The Legal Service Board (LSB) might develop targets for improving the “legal capability” of consumers, in its first push on public legal education (PLE).
The review is one idea in a paper for last month’s LSB meeting on how to put the organisation at the “forefront” of improving PLE, one of the new policy objectives in its 2019/20 business plan.
Like other legal regulators, the LSB – a member of the Solicitor General’s PLE committee – has a regulatory objective in section 1 of the Legal Services Act of “increasing public understanding of the citizen’s legal rights and duties”.
It admitted in the paper that it has not done much on this until now, “reflecting other priorities and the perceived lack of direct connection between the LSB’s formal statutory role and PLE”.

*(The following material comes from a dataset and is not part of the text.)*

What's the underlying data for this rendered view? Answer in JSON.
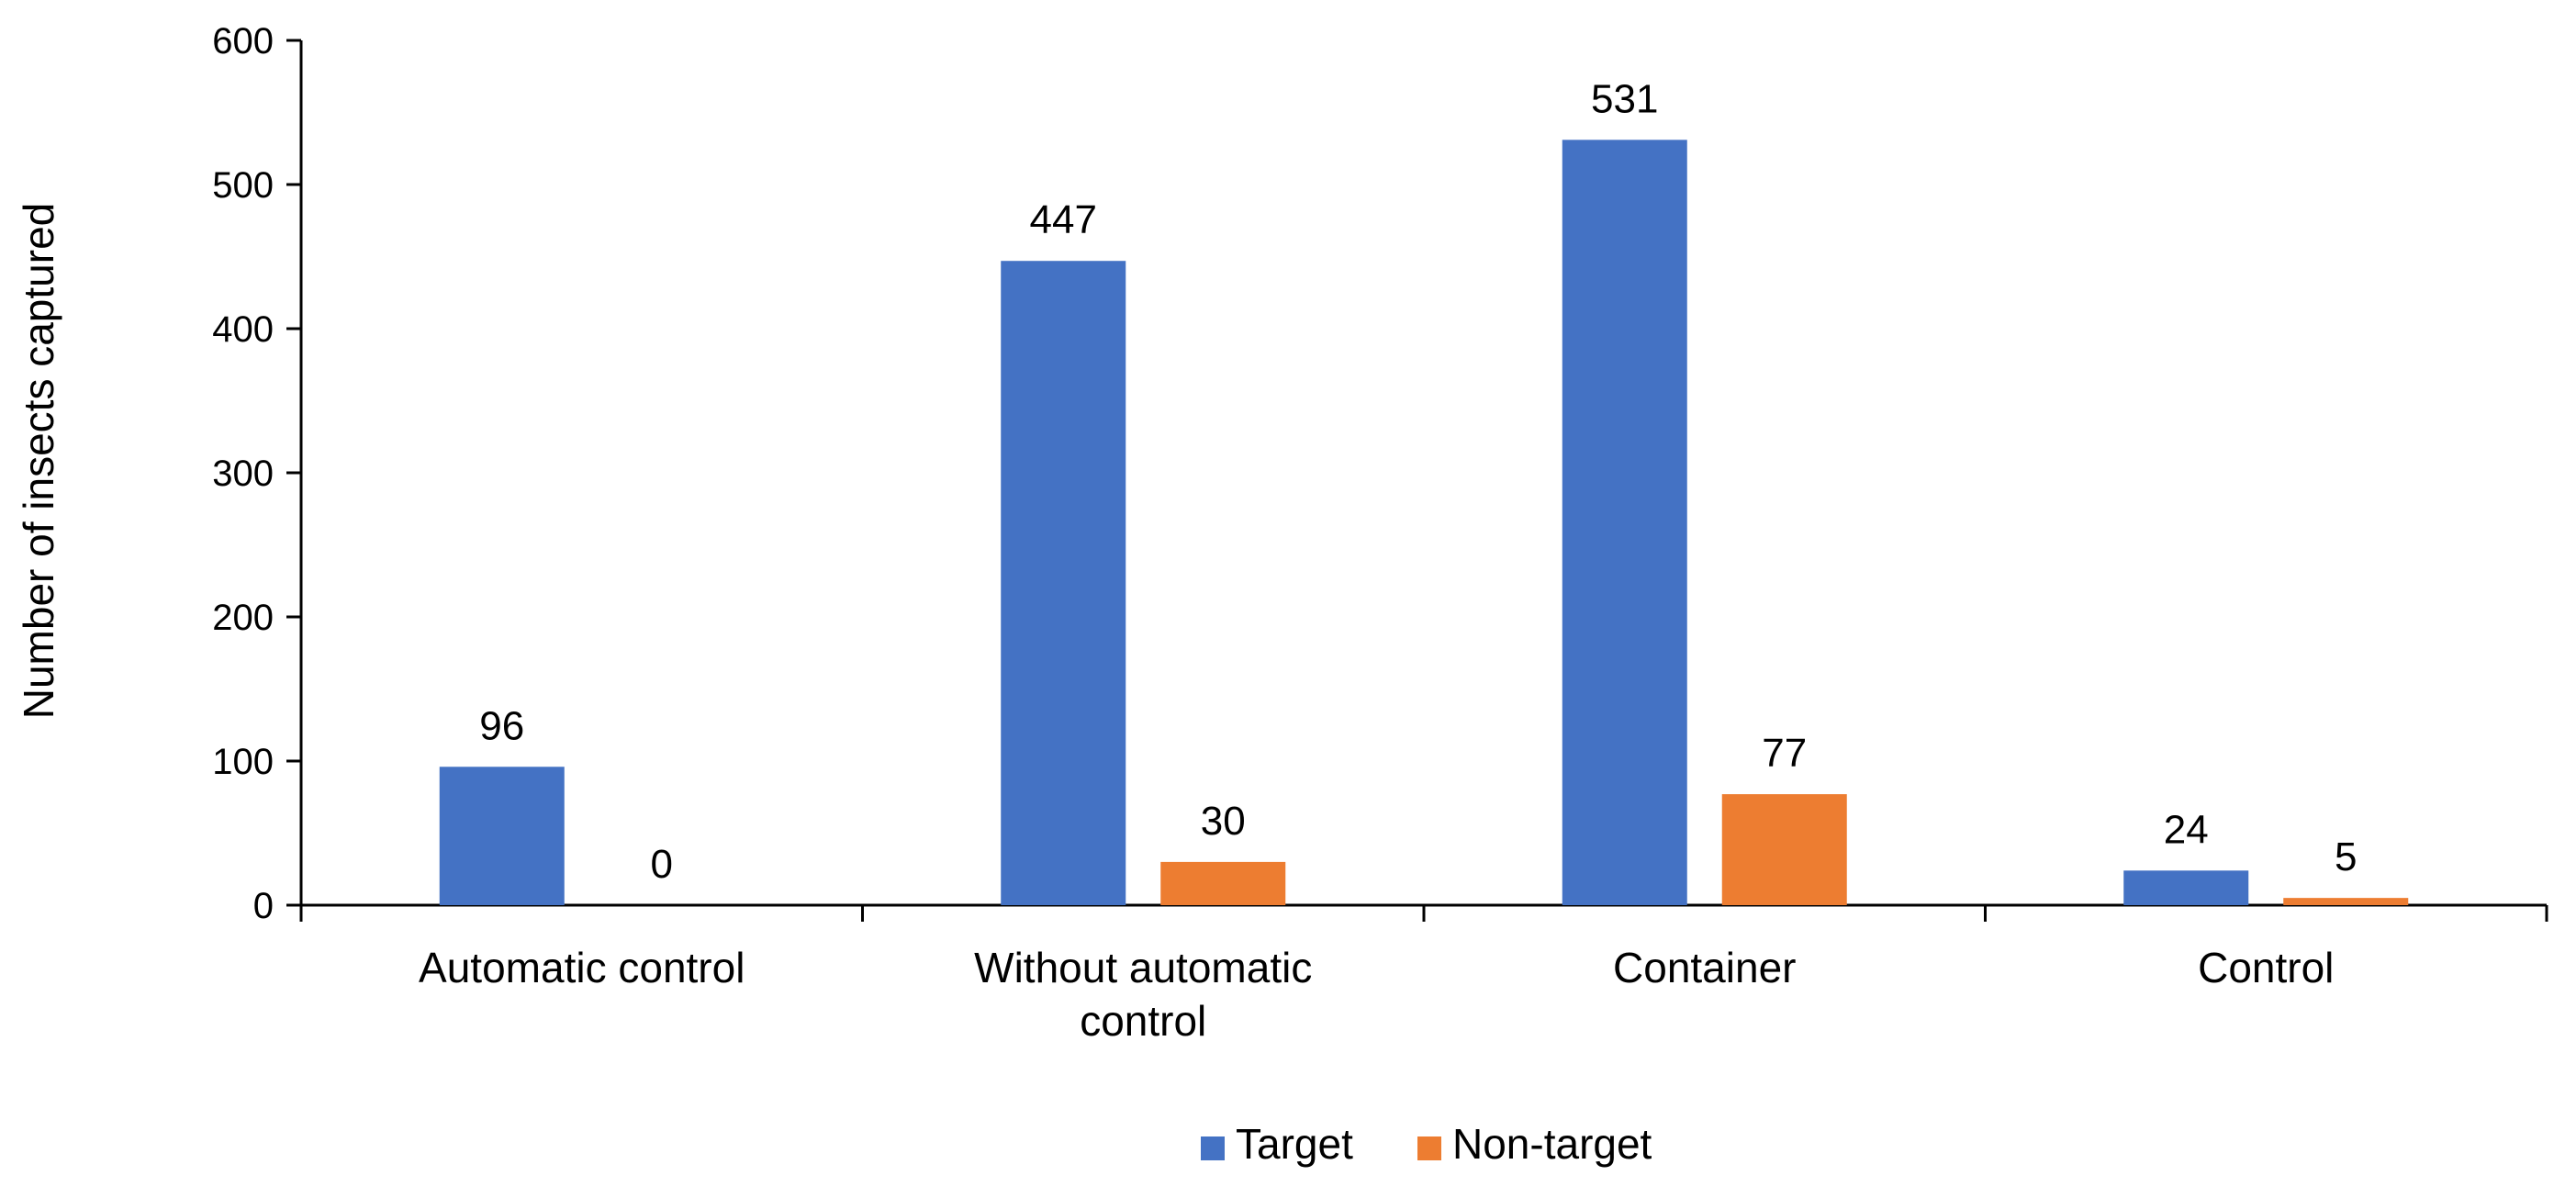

But now there is “a more expansive understanding of how the LSB might contribute to PLE”, the oversight regulator said it could explore use of its “regulatory levers”, by launching a thematic review of regulators’ approaches to PLE and how they take this into account when developing regulatory proposals.
Another idea is to examine whether targets could be developed for improving the “legal capability” of members of the public to tackle problems when they arise and for reducing unmet need.
The goals were “increased consumer capacity to identify when they have a legal need and to know where to go and how to resolve it”, along with a legal sector that has PLE “embedded within it”.
The paper said work could begin by finding out from stakeholders such as the Legal Services Consumer Panel, the relevant teams at the Ministry of Justice and other members of the PLE committee where they thought the LSB could “add value”.
Responding to the LSB’s business plan, the panel emerged as the only organisation sceptical about its involvement, saying it was difficult to see how the board could add value.
Other organisations, including the Bar Council, Law Society and Solicitors Regulation Authority, generally supported greater involvement by the LSB.
In the paper, the LSB said it wanted to analyse and communicate PLE elements from its latest legal needs survey, due to be published next month, along with insights from its “back catalogue” of research.
The LSB said the focus of its PLE project should be on legal information and knowledge for the public, and not the education and training of lawyers or pro bono work.
“Although we recognise the role of pro bono as a channel for delivering PLE, the policy considerations around pro bono provision (such as claimed regulatory restrictions) are proposed to be out of scope.”
The paper added: “We want to avoid narrowing our focus at too early a stage based on perceptions or opinions rather than evidence.
“There is some evidence that just in time initiatives (advice to those with a specific problem) will have a greater impact than just in case (general information for future use).
“Legal advice and information is often delivered alongside broader consumer/life skills advice: we should be comfortable with this fuzzy boundary, as long as there is a component that is legal in nature.”
In the light of its research findings the LSB said it could “focus on particular groups of vulnerable consumers, more prone to low legal confidence and not taking action” due to a lack of knowledge, for example young people or those on low incomes.
“We could explore what can be learnt from other sectors (eg. health, financial services – including clustering of legal problems with other problems) and other jurisdictions.”
The LSB said it could also survey external PLE research, develop ways of measuring the impact of PLE initiatives and develop mechanisms to “help assure the quality of PLE”, in terms of its accuracy or timeliness.
Within the next six months, the paper proposed that the LSB should have identified where and how best it could be involved, published a summary and reflected on the policy implications of its next legal needs survey and returned to the board for an “update and further steer”.